In a keynote speech at the Global Conference for Media Freedom in London on Tuesday, Hunt said governments acting together can “impose a diplomatic price” on states who kill or imprison journalists. Asked on the sidelines if he thought Saudi Arabia had paid a big enough price for its actions, he told TIME “I think they have. I think they have paid a big reputational price and there have been profound diplomatic consequences.”
Hunt, who is currently in a Conservative Party leadership contest to become the next U.K. prime minister, added that Saudi Arabia had more work to do to be fully welcomed back on the world stage, however.

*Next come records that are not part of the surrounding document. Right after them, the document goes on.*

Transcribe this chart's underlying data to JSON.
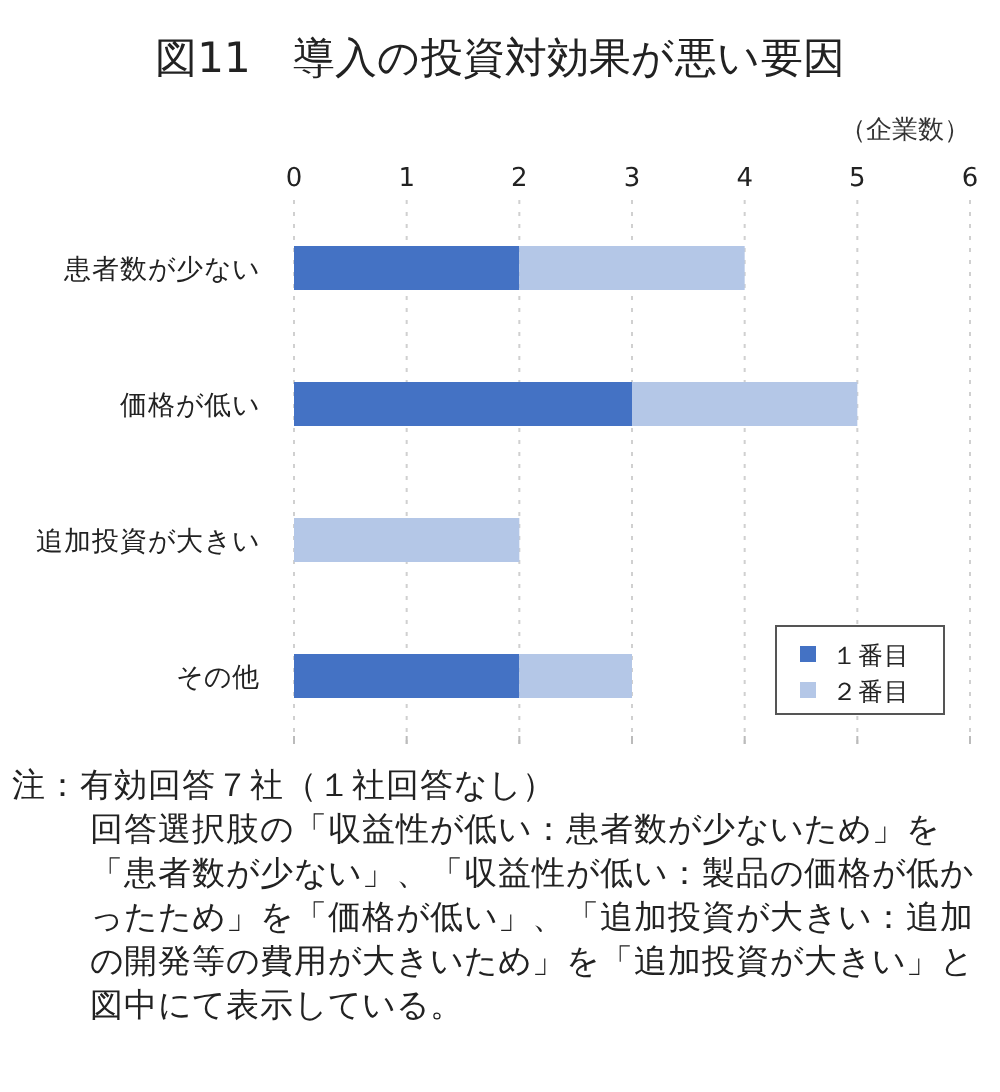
{
  "chart_data": {
    "type": "bar",
    "orientation": "horizontal",
    "stacked": true,
    "title": "図11　導入の投資対効果が悪い要因",
    "xlabel": "（企業数）",
    "categories": [
      "患者数が少ない",
      "価格が低い",
      "追加投資が大きい",
      "その他"
    ],
    "series": [
      {
        "name": "１番目",
        "color": "#4472c4",
        "values": [
          2,
          3,
          0,
          2
        ]
      },
      {
        "name": "２番目",
        "color": "#b4c7e7",
        "values": [
          2,
          2,
          2,
          1
        ]
      }
    ],
    "xlim": [
      0,
      6
    ],
    "xticks": [
      0,
      1,
      2,
      3,
      4,
      5,
      6
    ],
    "grid": "x",
    "legend": "bottom right",
    "annotations": [
      "注：有効回答７社（１社回答なし）",
      "回答選択肢の「収益性が低い：患者数が少ないため」を「患者数が少ない」、「収益性が低い：製品の価格が低かったため」を「価格が低い」、「追加投資が大きい：追加の開発等の費用が大きいため」を「追加投資が大きい」と図中にて表示している。"
    ]
  }
}
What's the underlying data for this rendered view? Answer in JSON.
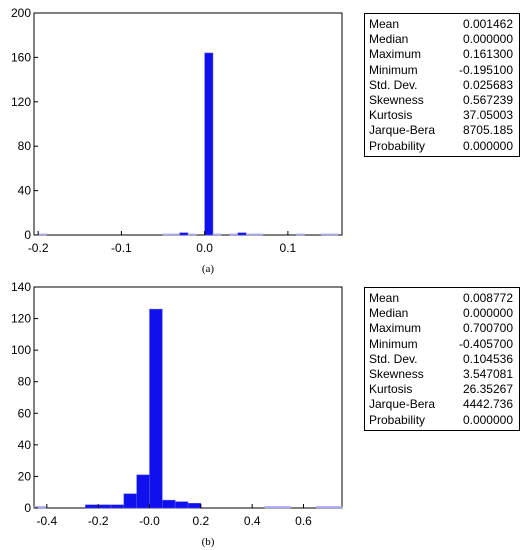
{
  "chart_data": [
    {
      "type": "bar",
      "panel_label": "(a)",
      "bar_color": "#1010ee",
      "minor_bar_color": "#a9a9f5",
      "xlim": [
        -0.205,
        0.165
      ],
      "ylim": [
        0,
        200
      ],
      "xticks": [
        -0.2,
        -0.1,
        0.0,
        0.1
      ],
      "xtick_labels": [
        "-0.2",
        "-0.1",
        "0.0",
        "0.1"
      ],
      "yticks": [
        0,
        40,
        80,
        120,
        160,
        200
      ],
      "ytick_labels": [
        "0",
        "40",
        "80",
        "120",
        "160",
        "200"
      ],
      "bin_width": 0.01,
      "bins": [
        {
          "x": -0.195,
          "value": 1
        },
        {
          "x": -0.045,
          "value": 1
        },
        {
          "x": -0.035,
          "value": 1
        },
        {
          "x": -0.025,
          "value": 2
        },
        {
          "x": -0.015,
          "value": 1
        },
        {
          "x": 0.005,
          "value": 164
        },
        {
          "x": 0.015,
          "value": 1
        },
        {
          "x": 0.035,
          "value": 1
        },
        {
          "x": 0.045,
          "value": 2
        },
        {
          "x": 0.055,
          "value": 1
        },
        {
          "x": 0.065,
          "value": 1
        },
        {
          "x": 0.115,
          "value": 1
        },
        {
          "x": 0.145,
          "value": 1
        },
        {
          "x": 0.155,
          "value": 1
        }
      ],
      "stats": [
        {
          "label": "Mean",
          "value": "0.001462"
        },
        {
          "label": "Median",
          "value": "0.000000"
        },
        {
          "label": "Maximum",
          "value": "0.161300"
        },
        {
          "label": "Minimum",
          "value": "-0.195100"
        },
        {
          "label": "Std. Dev.",
          "value": "0.025683"
        },
        {
          "label": "Skewness",
          "value": "0.567239"
        },
        {
          "label": "Kurtosis",
          "value": "37.05003"
        },
        {
          "label": "Jarque-Bera",
          "value": "8705.185"
        },
        {
          "label": "Probability",
          "value": "0.000000"
        }
      ]
    },
    {
      "type": "bar",
      "panel_label": "(b)",
      "bar_color": "#1010ee",
      "minor_bar_color": "#a9a9f5",
      "xlim": [
        -0.45,
        0.75
      ],
      "ylim": [
        0,
        140
      ],
      "xticks": [
        -0.4,
        -0.2,
        0.0,
        0.2,
        0.4,
        0.6
      ],
      "xtick_labels": [
        "-0.4",
        "-0.2",
        "-0.0",
        "0.2",
        "0.4",
        "0.6"
      ],
      "yticks": [
        0,
        20,
        40,
        60,
        80,
        100,
        120,
        140
      ],
      "ytick_labels": [
        "0",
        "20",
        "40",
        "60",
        "80",
        "100",
        "120",
        "140"
      ],
      "bin_width": 0.05,
      "bins": [
        {
          "x": -0.425,
          "value": 1
        },
        {
          "x": -0.225,
          "value": 2
        },
        {
          "x": -0.175,
          "value": 2
        },
        {
          "x": -0.125,
          "value": 2
        },
        {
          "x": -0.075,
          "value": 9
        },
        {
          "x": -0.025,
          "value": 21
        },
        {
          "x": 0.025,
          "value": 126
        },
        {
          "x": 0.075,
          "value": 5
        },
        {
          "x": 0.125,
          "value": 4
        },
        {
          "x": 0.175,
          "value": 3
        },
        {
          "x": 0.475,
          "value": 1
        },
        {
          "x": 0.525,
          "value": 1
        },
        {
          "x": 0.675,
          "value": 1
        },
        {
          "x": 0.725,
          "value": 1
        }
      ],
      "stats": [
        {
          "label": "Mean",
          "value": "0.008772"
        },
        {
          "label": "Median",
          "value": "0.000000"
        },
        {
          "label": "Maximum",
          "value": "0.700700"
        },
        {
          "label": "Minimum",
          "value": "-0.405700"
        },
        {
          "label": "Std. Dev.",
          "value": "0.104536"
        },
        {
          "label": "Skewness",
          "value": "3.547081"
        },
        {
          "label": "Kurtosis",
          "value": "26.35267"
        },
        {
          "label": "Jarque-Bera",
          "value": "4442.736"
        },
        {
          "label": "Probability",
          "value": "0.000000"
        }
      ]
    }
  ]
}
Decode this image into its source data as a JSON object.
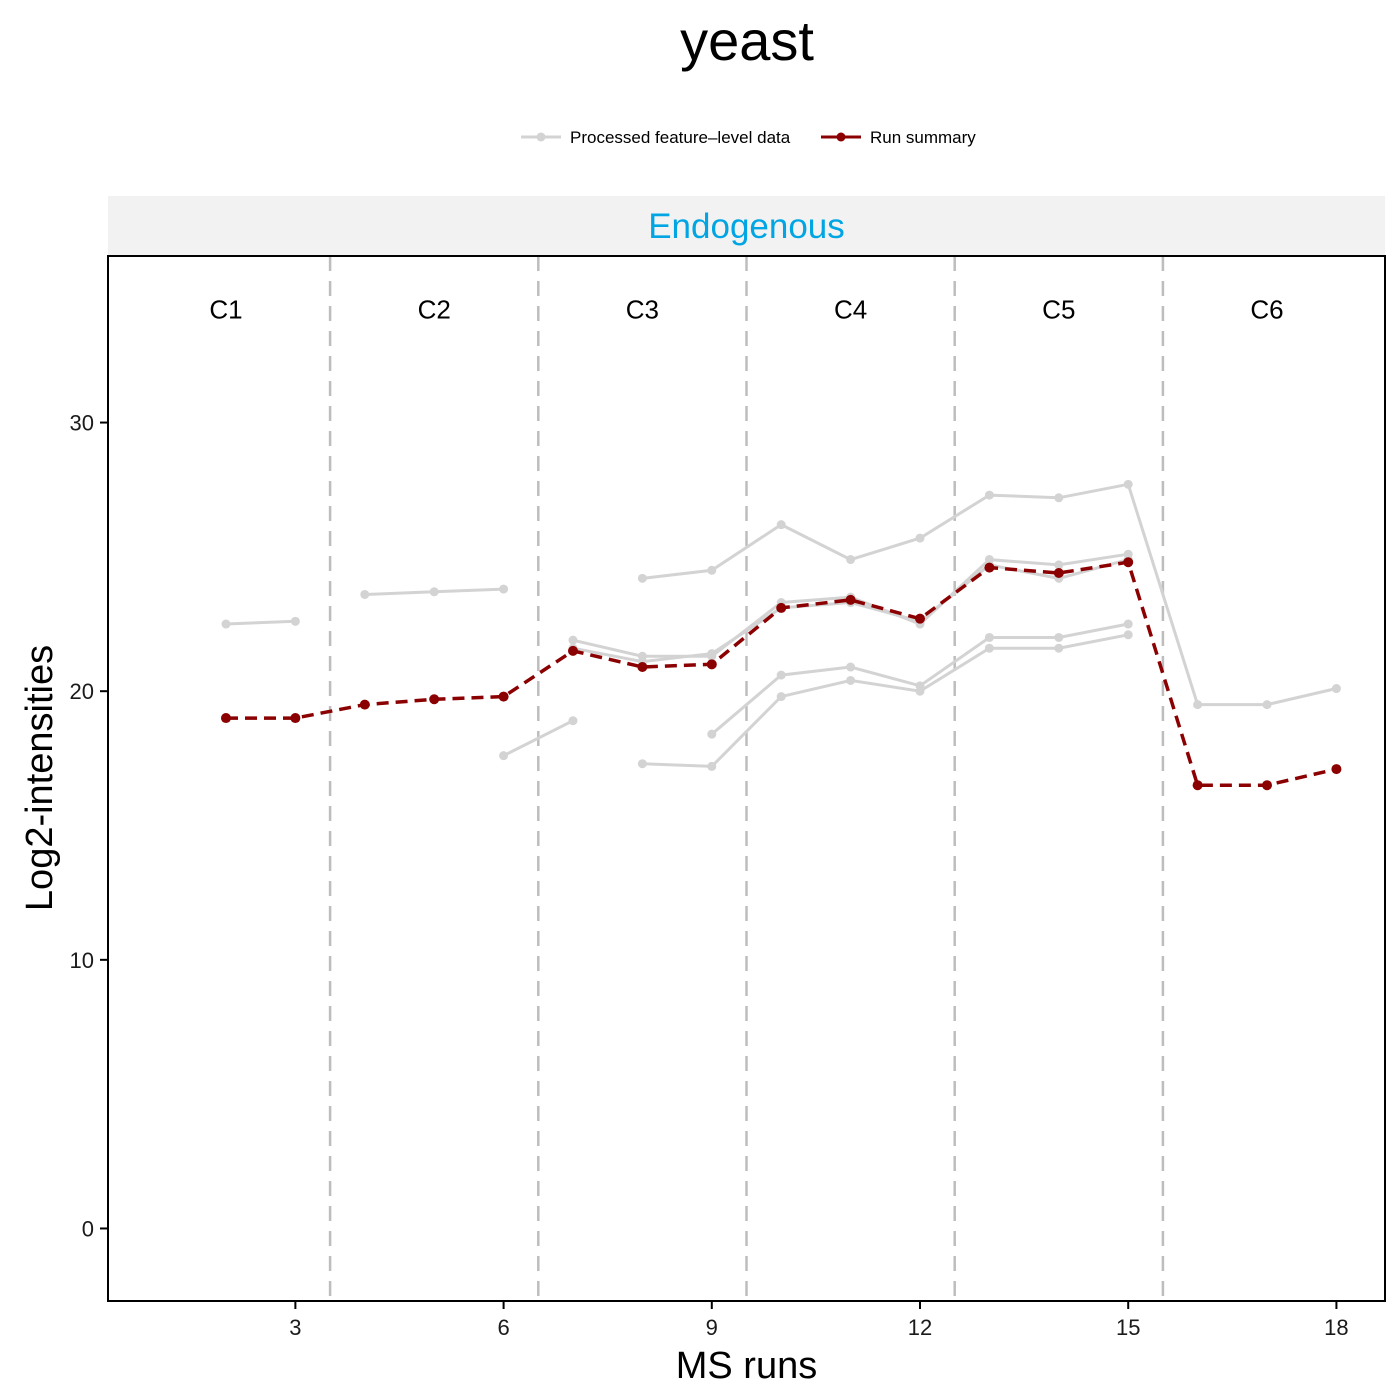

“In the end, if things are going to get back to how they were before, there has to be proper accountability for what happened and the world needs to know two things,” he said. “That there has been justice not just for the people who committed that terrible crime but for the person who ordered it, and also that this kind of thing will never happen again.”
Khashoggi, a self-exiled critic of the Saudi regime, was murdered in gruesome circumstances in the Saudi consulate in Istanbul in October. In the immediate aftermath, the U.K. revoked the visas of suspects and boycotted a Saudi investment conference. The U.S. was one of several countries to place sanctions on Saudi citizens suspected of involvement in the killings.
But nine months later, the Trump Administration is still defying the U.S. Congress and pushing through arms sales to Saudi Arabia and the U.K. government is challenging a court-ordered ban on its own arms sales. Saudi Crown Prince Mohammed bin Salman, whom the CIA accuses of ordering the Khashoggi killing, was reportedly greeted warmly by President Donald Trump at the recent G20 meeting in Japan. And next year, Saudi Arabia has been granted the right to host the economic summit.
Some believe the Saudis have been let off the hook. Amal Clooney, Hunt’s special envoy for media freedom, said during a session at the conference on Wednesday that world leaders responded to Khashoggi’s killing “with little more than a collective shrug.” Agnes Callamard, the U.N. Special Rapporteur on extrajudicial executions, wrote recently that “there has been little effective international response—legal, political or diplomatic.” She called for G20 member states to boycott the November 2020 meeting in Riyadh.
Thomas Friang, head of advocacy at Reporters Without Borders, told TIME the G20 membership proved the Saudis “have not paid a price diplomatically.” The global press freedom organization announced this week that members had travelled to Saudi Arabia earlier in the year to urge the release of 30 journalists still in jail. “That’s the minimum price they should pay to be regarded a normal chair of the G20,” said Friang, also on the sidelines of the conference.
Asked during a session on Wednesday whether countries should boycott the G20, conference co-host and Canadian Foreign Minister Chrystia Freedland said it wasn’t appropriate because the grouping was not created to reflect shared values. The collective was “brought together so the world’s largest economies had a forum where they could meet,” she said. “There are other countries at the G20 that Canada has serious concerns about.”
Clooney also had some harsh words for Trump at the two-day conference, saying the U.S. leader “vilifies the media, making honest journalists all over the world more susceptible to abuse.” Hunt would not tell TIME if he disagreed with that assessment from his envoy. “This is a conference on media freedom, so everyone is going to express their views … [Some] people are going to criticize what President Trump does, or says, or tweets, which he is going to defend. So you can’t have a conference like this without people being free to say what they think.”
At least 60 foreign ministers joined NGO representatives, academics and journalists at the Global Conference for Media Freedom on Tuesday and Wednesday. Not present was U.S. Secretary of State Mike Pompeo. Hunt said his American counterpart had been unable to attend. “He’s the busiest Secretary of State in the world,” he said. “We understand he can’t come to everything.”